#COMMUNICATELENS: 26 JUNE 2019
Every week, Communicate will examine the highlights in film communications and content. For more from #CommunicateLens, follow @Communicatemag
Building awareness about its network of battery-powered energy and electric cars, EDF Energy has taken to film to educate its audiences about its shift into electric vehicles. Offering infrastructural support as well as electric car leasing plans, EDF Energy is on a mission to make transportation more sustainable. Through its Electric Adventures film series, it is using influencers to address the reservations and fears about electric vehicles and provide information about the electric vehicle network in the UK. The films were produced by Brighton-based production company Be the Fox.

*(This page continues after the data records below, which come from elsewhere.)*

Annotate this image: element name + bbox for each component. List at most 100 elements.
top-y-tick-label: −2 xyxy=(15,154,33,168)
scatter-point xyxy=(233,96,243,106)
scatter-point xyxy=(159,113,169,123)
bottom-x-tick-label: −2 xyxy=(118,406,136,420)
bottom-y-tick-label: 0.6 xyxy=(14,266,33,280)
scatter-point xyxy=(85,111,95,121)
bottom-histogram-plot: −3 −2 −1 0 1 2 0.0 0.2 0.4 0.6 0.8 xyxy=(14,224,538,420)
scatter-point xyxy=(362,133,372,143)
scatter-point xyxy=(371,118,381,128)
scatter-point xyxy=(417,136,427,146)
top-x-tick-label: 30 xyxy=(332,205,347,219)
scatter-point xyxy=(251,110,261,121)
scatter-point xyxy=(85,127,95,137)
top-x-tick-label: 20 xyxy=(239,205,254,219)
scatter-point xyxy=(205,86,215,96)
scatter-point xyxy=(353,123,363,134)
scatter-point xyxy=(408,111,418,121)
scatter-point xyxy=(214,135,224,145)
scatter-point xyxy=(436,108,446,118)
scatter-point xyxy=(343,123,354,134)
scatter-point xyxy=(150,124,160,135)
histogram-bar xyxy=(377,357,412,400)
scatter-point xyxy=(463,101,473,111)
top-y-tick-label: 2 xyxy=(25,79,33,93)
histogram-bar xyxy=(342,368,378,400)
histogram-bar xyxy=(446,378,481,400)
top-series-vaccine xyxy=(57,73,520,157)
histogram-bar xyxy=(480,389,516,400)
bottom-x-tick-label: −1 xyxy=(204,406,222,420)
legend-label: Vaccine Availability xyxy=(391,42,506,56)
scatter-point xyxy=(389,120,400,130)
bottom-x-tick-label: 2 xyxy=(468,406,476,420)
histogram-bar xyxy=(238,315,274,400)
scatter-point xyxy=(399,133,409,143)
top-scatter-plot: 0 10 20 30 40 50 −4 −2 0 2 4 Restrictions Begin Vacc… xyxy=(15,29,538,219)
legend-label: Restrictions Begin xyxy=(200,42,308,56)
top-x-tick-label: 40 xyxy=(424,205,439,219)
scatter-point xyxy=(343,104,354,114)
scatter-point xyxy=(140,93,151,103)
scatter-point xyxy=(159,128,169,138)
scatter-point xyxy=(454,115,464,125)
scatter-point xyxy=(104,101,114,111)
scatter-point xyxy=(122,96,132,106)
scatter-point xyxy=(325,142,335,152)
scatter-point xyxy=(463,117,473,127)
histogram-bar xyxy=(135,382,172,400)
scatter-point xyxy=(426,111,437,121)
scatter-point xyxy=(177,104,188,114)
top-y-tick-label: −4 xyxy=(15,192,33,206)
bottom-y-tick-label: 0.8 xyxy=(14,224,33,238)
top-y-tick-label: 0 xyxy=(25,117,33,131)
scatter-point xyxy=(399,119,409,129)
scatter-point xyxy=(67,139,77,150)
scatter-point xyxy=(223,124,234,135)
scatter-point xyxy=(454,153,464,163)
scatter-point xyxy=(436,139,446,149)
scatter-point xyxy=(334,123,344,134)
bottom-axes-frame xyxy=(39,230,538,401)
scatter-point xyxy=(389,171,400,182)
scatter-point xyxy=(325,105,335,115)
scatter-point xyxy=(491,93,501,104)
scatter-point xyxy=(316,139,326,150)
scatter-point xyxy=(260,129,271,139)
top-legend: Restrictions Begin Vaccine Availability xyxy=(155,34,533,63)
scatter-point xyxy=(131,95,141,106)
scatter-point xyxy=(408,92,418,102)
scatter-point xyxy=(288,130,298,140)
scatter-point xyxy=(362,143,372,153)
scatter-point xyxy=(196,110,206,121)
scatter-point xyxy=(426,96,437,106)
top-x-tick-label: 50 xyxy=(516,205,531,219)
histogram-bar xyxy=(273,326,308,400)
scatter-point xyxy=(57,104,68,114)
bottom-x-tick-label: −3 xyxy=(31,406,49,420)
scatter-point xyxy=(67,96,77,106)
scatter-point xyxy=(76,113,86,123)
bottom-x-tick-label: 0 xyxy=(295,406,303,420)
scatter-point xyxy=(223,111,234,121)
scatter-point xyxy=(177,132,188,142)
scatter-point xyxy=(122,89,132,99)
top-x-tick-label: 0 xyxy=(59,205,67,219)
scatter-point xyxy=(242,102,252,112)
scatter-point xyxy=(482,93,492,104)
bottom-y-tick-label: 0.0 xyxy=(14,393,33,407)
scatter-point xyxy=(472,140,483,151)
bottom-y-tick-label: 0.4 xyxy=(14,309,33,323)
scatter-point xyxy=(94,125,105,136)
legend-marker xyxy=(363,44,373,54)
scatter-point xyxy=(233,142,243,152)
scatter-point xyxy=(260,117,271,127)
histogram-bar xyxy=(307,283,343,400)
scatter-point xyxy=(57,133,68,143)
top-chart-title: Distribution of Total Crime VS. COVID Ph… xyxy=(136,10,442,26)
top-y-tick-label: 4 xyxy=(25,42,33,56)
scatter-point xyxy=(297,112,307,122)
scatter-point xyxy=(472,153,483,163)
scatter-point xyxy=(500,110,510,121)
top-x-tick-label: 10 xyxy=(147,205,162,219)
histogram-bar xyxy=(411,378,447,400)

Alongside the release of the films, EDF Energy is unveiling a content and influencer communications strategy that will help it reposition its brand to a younger, non-consumer audience. Tim Corcoran, managing director of agency services at Brilliant Noise, which is running the communications activity, says, “Working with influencers who are already part of customers’ lives should see us getting some great engagement and reaction to this new brand position for EDF Energy. This is a long term investment in engaging with those who aren’t yet customers, as well as a way of shifting perceptions about EDF Energy amongst those who are. The films tackle the things that people are interested in and worried about when it comes to getting their first electric car.”
Global beauty brand e.l.f. Cosmetics worked with New York-based agency Case on a new brand campaign and positioning for its international audience. Reviving the brand with a new energy, diverse perspective and clearer personality has allowed the brand to fulfils its promise of beauty for every eye, lip and face. The brand repositioning is centred around a series of social media-ready films, created to memorable and provocative. The competitive beauty market meant e.l.f and Case had to work with punchy music, bold brand language and authentic hacks and use cases.
Enoch Palmer, founding partner and creative director at CASE, says, “We knew we had to create a digital campaign that would be ownable, stoppable and memorable and that we needed to be clever about how we activated it through the right influencers.” The brand also wanted to communicate its vegan and cruelty-free credentials alongside its message that its products are for everyone. The videos are designed around the brand’s new manifesto which is composed of key messages, dubbed ‘e.l.f.isms.’ The 170 assets, including film and photography, will be rolled out across the brand’s touchpoints and in the media.
A multilateral campaign promoting the legalisation of same-sex marriage in Northern Ireland debuted earlier this month. Key stakeholders including current leader of the Liberal Democrats and MP Vince Cable and filmmaker Matt Hyndman have worked together on the campaign, which uses an emotive video to share its message. Shape History, the social change communications agency behind the project has developed the key film to relate the message of same-sex marriage to viewers through a family-based emotional appeal.
The film focuses on a male couple, with one person reading a letter from his mother – heard in voice over – which ends with, “because love is all we have,” the campaign’s key message. Cable says, “One of the big victories in Britain in recent years has been the move to marriage equality. It was a hard fought battle but we got there and it’s made Britain a much better place. We now have to achieve the same results in Northern Ireland.”
Tech companies going through IPOs are not rarities anymore, but, presenting a strong case to potential investors to ensure a successful IPO is as challenging as ever. Travel facilitator Trainline worked with Design Portfolio on a communications campaign and corporate website targeting the IPO audience. As a result, the successful IPO on 21 June earned Trainline 350p per share for a total value of £1.68bn.
Part of the communications on the website were focused on a leadership film in which Trainline’s key stakeholders shared information about the business, documenting its successes and its potential for further development and growth. Speakers including CEO Claire Gilmartin shared the 23% growth the company had experienced in the past year, as well as the brand’s expansion from 18m customers to 80m customers in less than 20 years of operation. Making an interactive business case for the success of Trainline’s business, as well as its employees and proprietary technology helped deliver big on the day of the IPO.
Logistics is at the heart of modern warfare. Get it right, and an army or navy may have an advantage over its enemy. That was exactly the case in advance of the D-Day landings, 75 years ago. Wates Group, a British construction company, released a series of images from 1944 that depict the construction of so-called Mulberry harbours. These floating harbours acted as a means to deploy 2.5m soldiers and 500,000 vehicles into Normandy after D-Day.
To commemorate the anniversary of the landings, Wates Group partnered with communications consultancy DRPG to release a film, called ‘Memories of Mulberry’ which interviewed servicemen who used the harbours and historian Guy Walters. James Wates, chairman of the Wates Group, says, “Wates has a proud history as an innovator in construction, and nowhere is this more evident than our involvement with building the Mulberry harbours. I remember my grandfather [Sir Ronald Wates] speaking to me about them when I was a boy, and I know he was so proud of what we were able to do.” The films position Wates as a continuous supporter of the British armed forces as it still works with the Ministry of Defence throughout the latter’s supply chain.